Occlusions present a significant challenge for connected and automated vehicles, as they can obscure critical road users from perception systems. Traditional risk metrics often fail to capture the cumulative nature of these threats over time adequately. In this paper, we propose a novel and universal risk assessment metric, the Risk of Tracking Loss (RTL), which aggregates instantaneous risk intensity throughout occluded periods. This provides a holistic risk profile that encompasses both high-intensity, short-term threats and prolonged exposure. Utilizing diverse and high-fidelity real-world datasets, a large-scale statistical analysis is conducted to characterize occlusion risk and validate the effectiveness of the proposed metric. The metric is applied to evaluate different vehicle-to-everything (V2X) deployment strategies. Our study shows that full V2X penetration theoretically eliminates this risk, the reduction is highly nonlinear; a substantial statistical benefit requires a high penetration threshold of 75-90%. To overcome this limitation, we propose a novel asymmetric communication framework that allows even non-connected vehicles to receive warnings. Experimental results demonstrate that this paradigm achieves better risk mitigation performance. We found that our approach at 25% penetration outperforms the traditional symmetric model at 75%, and benefits saturate at only 50% penetration. This work provides a crucial risk assessment metric and a cost-effective, strategic roadmap for accelerating the safety benefits of V2X deployment.

Figures (9)

• Figure 1: Illustrative examples of critical sensory blind spots for a vehicle, with the resulting occluded regions circled in red. (a) A static occlusion caused by the A-pillar, which obscures a child about to retrieve a ball. (b) A dynamic occlusion caused by a large truck, which conceals a pedestrian running across the road from its front.
• Figure 2: The RTL computational pipeline illustrating the hierarchical flow from trajectory inputs to system-level safety evaluation.
• Figure 3: Demonstration of two risk profiles captured by the proposed metric.
• Figure 4: Decision logic for the coefficient $k_{\rm dynamic}$ in dynamic scenarios.
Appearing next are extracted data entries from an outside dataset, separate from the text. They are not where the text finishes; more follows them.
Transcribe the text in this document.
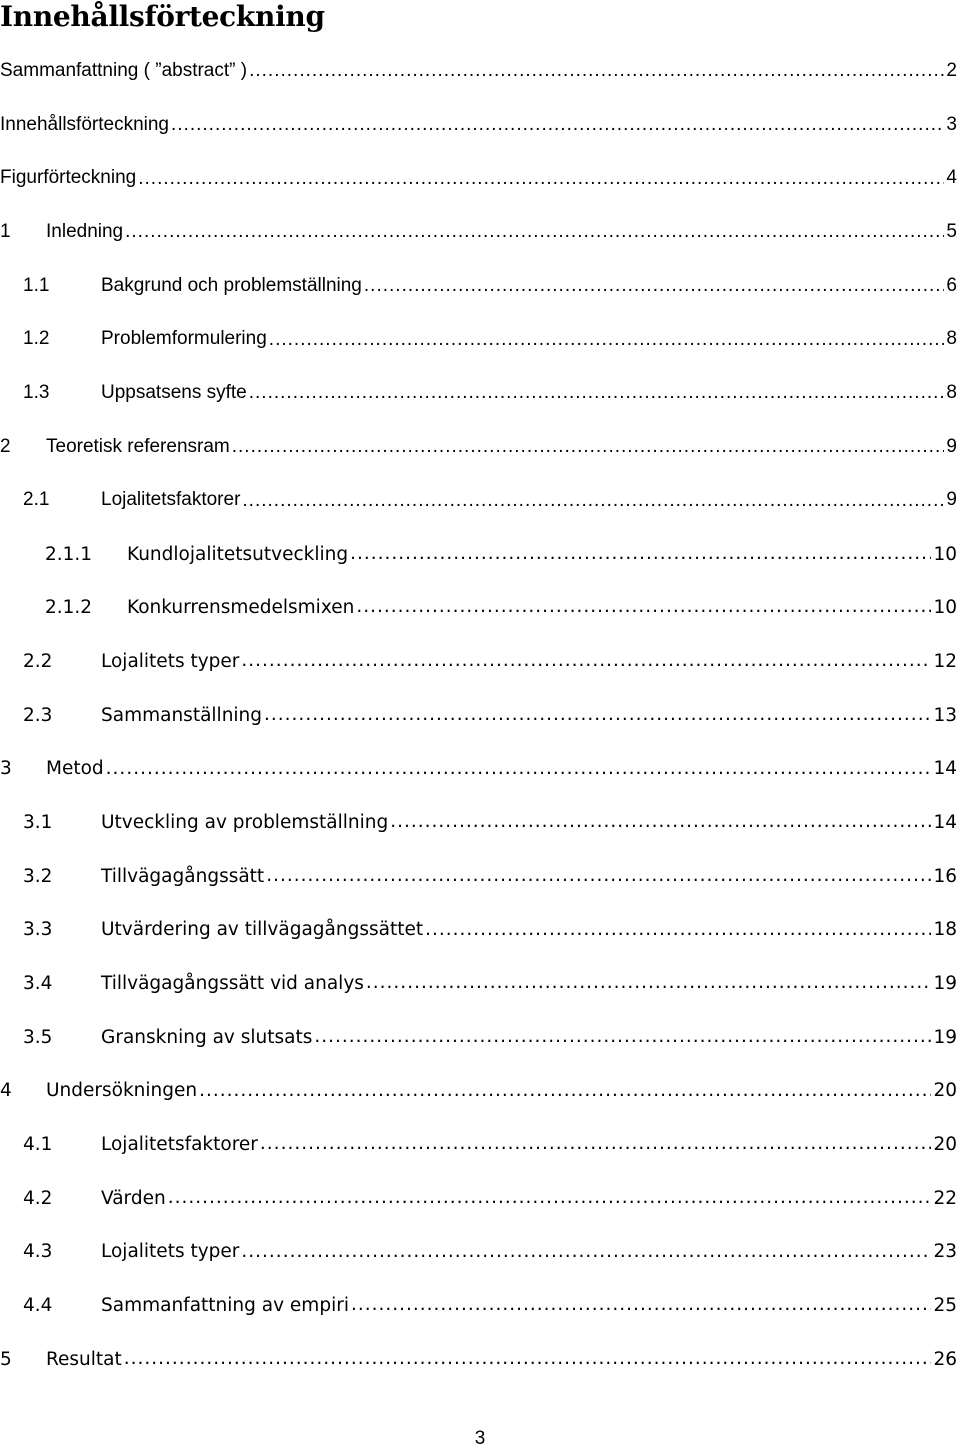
Innehållsförteckning
Sammanfattning ( ”abstract” ) .....	2
Innehållsförteckning .....	3
Figurförteckning .....	4
1	Inledning .....	5
1.1	Bakgrund och problemställning .....	6
1.2	Problemformulering .....	8
1.3	Uppsatsens syfte .....	8
2	Teoretisk referensram .....	9
2.1	Lojalitetsfaktorer .....	9
2.1.1	Kundlojalitetsutveckling .....	10
2.1.2	Konkurrensmedelsmixen .....	10
2.2	Lojalitets typer .....	12
2.3	Sammanställning .....	13
3	Metod .....	14
3.1	Utveckling av problemställning .....	14
3.2	Tillvägagångssätt .....	16
3.3	Utvärdering av tillvägagångssättet .....	18
3.4	Tillvägagångssätt vid analys .....	19
3.5	Granskning av slutsats .....	19
4	Undersökningen .....	20
4.1	Lojalitetsfaktorer .....	20
4.2	Värden .....	22
4.3	Lojalitets typer .....	23
4.4	Sammanfattning av empiri .....	25
5	Resultat .....	26
3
• Figure 5: Visualization of spatial risk aggregation heatmaps for scenarios from the SIND and Waymo datasets. The heatmaps are generated by accumulating RTL values of high-risk events at their peak-risk locations. Gray areas denote roads, and the color gradient indicates risk intensity, with warmer colors indicating higher accumulated RTL. The first row (a-d) displays intersection scenarios from the SIND dataset, comparing Veh-Veh and Veh-VRU at the Tianjin and Changchun intersections. The second row (e-h) presents various Veh-Veh interaction scenarios from the Waymo dataset, including a T-junction, a multi-fork road, a merging lane, and an ordinary road.